卻說白登,此時正春耕時節,北方季風襲來,連日風沙遮日,李廣哪受的過這等天氣,整日窩在縣衙,茶飯不香。直到一場春雨過後,終於洗淨了遍天的黃沙,這才喜笑顏開,看著白登處處桃花盛開,心下卻思念起了尚佳。李廣本就氣血正旺的少年,這心思一旦出現,壓都壓不住,從馬廄牽出馬,直奔隴西城,千裏之地,經不住李廣的馬蹄,不足半月,李廣就到了隴西。

太守府內,李尚正想著如何應對呂後的反撲,見李廣回府,便喚李廣書房訓話,問及李廣鐵了心,分糧食給百姓,究竟是誰的主意,上任之初的交待,為何都拋在腦後。李廣見父親李尚動怒,忙將從與劉恒結識,到商議平胡之計,最終結拜的事情,細細解釋給李尚聽。李尚了解事情未末後,卻不曾在訓斥李廣,隻是叫李廣退下,先去後宅看望王氏。李廣走後,李尚又招來李安嚴術,書房中密談半日有餘。

李廣拜過王氏,心下再也不願耽擱片刻,騎馬奔韓府而去。

隴西郊外,李廣懷抱尚佳,騎馬緩步而行,尚佳本就豆蔻年華,多日不見李廣自是說不完的話。

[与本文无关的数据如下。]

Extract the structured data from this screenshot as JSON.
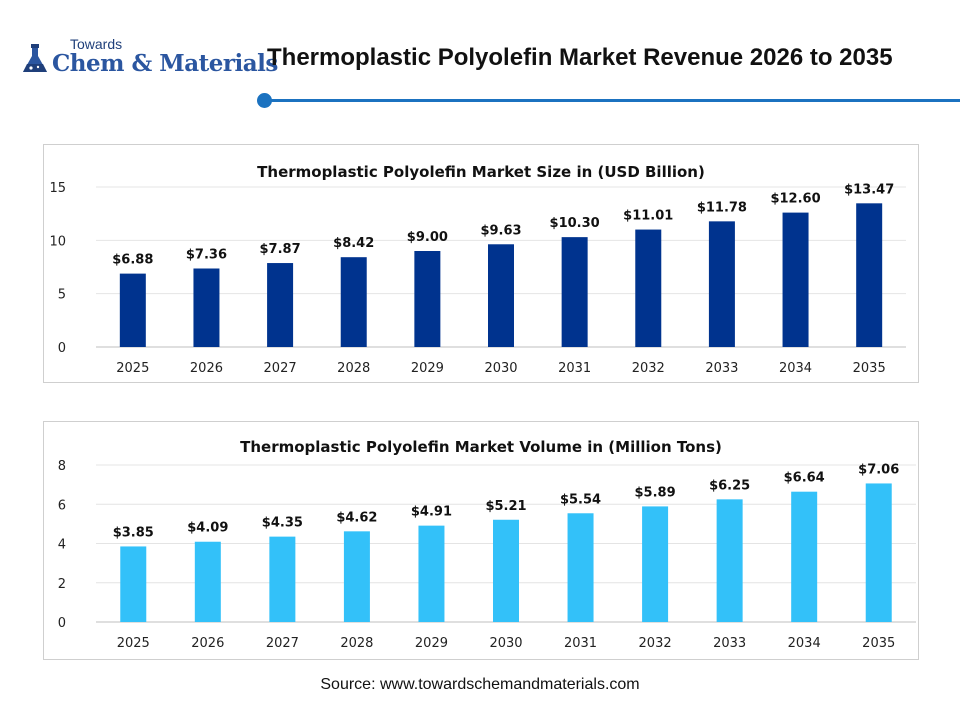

二人直膩歪的天色漸晚,李廣才不得不送尚佳回府,臨分開之際,李廣在尚佳耳邊輕語道:“近日,我告知父親,托人提親可好?”尚佳聞言一羞,卻假裝生氣道:“一點兒也不好。”李廣大急,忙問此事為何不好,尚佳跳下馬,不理會李廣,直奔自家府門而入,卻又回頭衝著李廣一笑,開口道:“爹爹正在京城,月盡,爹爹回府,你再托人來。”說完,大門緊閉。

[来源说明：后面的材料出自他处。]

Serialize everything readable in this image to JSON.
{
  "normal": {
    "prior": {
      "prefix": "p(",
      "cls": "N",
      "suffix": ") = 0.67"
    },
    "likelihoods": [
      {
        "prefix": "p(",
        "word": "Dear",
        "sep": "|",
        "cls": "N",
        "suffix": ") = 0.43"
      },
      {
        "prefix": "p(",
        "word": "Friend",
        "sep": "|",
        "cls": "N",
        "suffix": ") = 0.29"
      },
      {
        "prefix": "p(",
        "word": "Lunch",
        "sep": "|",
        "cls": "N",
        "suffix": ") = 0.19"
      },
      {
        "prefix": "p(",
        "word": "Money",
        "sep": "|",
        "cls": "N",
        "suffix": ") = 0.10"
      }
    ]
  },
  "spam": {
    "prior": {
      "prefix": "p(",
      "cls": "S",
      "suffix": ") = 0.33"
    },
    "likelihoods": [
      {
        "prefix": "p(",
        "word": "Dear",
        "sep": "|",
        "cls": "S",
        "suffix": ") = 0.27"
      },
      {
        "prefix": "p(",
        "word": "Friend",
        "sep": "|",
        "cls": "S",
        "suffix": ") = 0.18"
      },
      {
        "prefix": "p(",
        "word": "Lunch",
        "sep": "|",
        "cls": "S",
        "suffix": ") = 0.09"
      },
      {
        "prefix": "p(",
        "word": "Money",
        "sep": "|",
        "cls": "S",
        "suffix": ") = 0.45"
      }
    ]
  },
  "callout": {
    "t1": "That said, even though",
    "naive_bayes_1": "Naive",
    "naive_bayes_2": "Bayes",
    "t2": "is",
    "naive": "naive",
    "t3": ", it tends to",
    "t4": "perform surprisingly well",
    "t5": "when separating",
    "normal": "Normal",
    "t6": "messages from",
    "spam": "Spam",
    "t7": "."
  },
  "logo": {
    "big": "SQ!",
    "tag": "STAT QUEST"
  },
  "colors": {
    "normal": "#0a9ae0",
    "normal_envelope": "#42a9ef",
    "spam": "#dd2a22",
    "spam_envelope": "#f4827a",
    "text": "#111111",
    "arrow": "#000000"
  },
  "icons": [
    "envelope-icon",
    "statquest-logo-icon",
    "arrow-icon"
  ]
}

李廣回到府內,惦記著尚佳所說,求著王氏,月盡使人到韓府提親。王氏自是歡喜的不得了,忙自去張羅。李廣卻又來到書房,見李安嚴術也在,便恭立李尚身邊,聽父親三人敘話。李尚見李廣來見自己,知道有事要問,便假裝發怒道:“剛回來,就如脫韁的野馬,也不知道在外邊做了些什麼。”李廣忙躬身回到:“日間,去了韓府。”又道:“父親可知韓叔叔去京城?”李尚見李廣問及韓讓,便麵色一緩道:“你韓叔叔被皇帝招去,麵聖去了,你何故又此一問?”

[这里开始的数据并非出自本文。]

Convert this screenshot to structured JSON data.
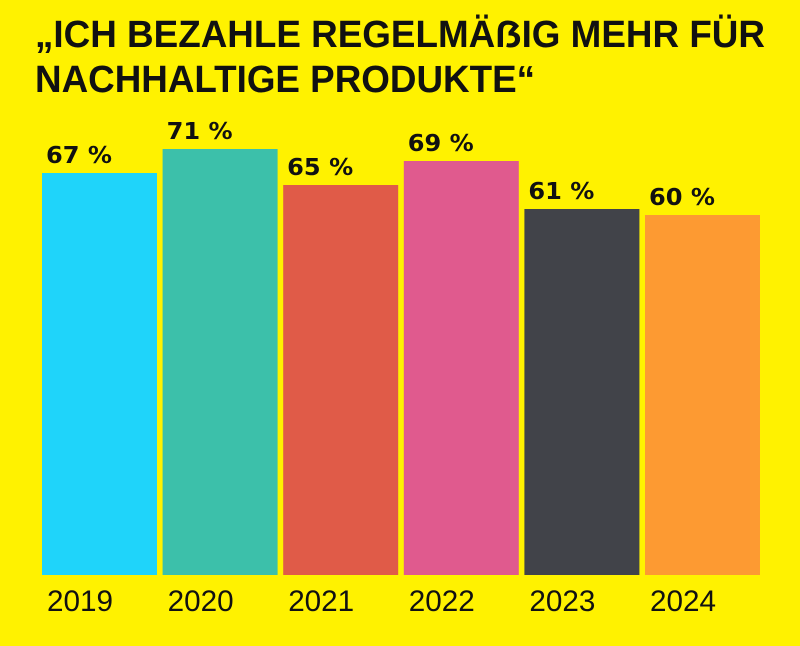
{
  "chart_data": {
    "type": "bar",
    "title_line1": "„ICH BEZAHLE REGELMÄẞIG MEHR FÜR",
    "title_line2": "NACHHALTIGE PRODUKTE“",
    "categories": [
      "2019",
      "2020",
      "2021",
      "2022",
      "2023",
      "2024"
    ],
    "values": [
      67,
      71,
      65,
      69,
      61,
      60
    ],
    "value_labels": [
      "67 %",
      "71 %",
      "65 %",
      "69 %",
      "61 %",
      "60 %"
    ],
    "colors": [
      "#1fd4fa",
      "#3cc0aa",
      "#e05b48",
      "#e05a8e",
      "#414349",
      "#fd9a32"
    ],
    "background": "#fff200",
    "unit": "%",
    "ylim": [
      0,
      100
    ],
    "grid": false,
    "legend": "none"
  }
}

“孩兒在白登,日日思念家人,皆因白登不是孩兒的家。”李安聽李廣此言,開懷暢笑,對李尚說:“廣兒怕是想娶韓家小尚佳了,卻不好給大哥明著說,必是知曉韓讓不在隴西,心下著急提親吧。”嚴術也笑著拿李廣尋開心,李廣見眾人都開始取笑自己,一時間待不住,忙高退回房。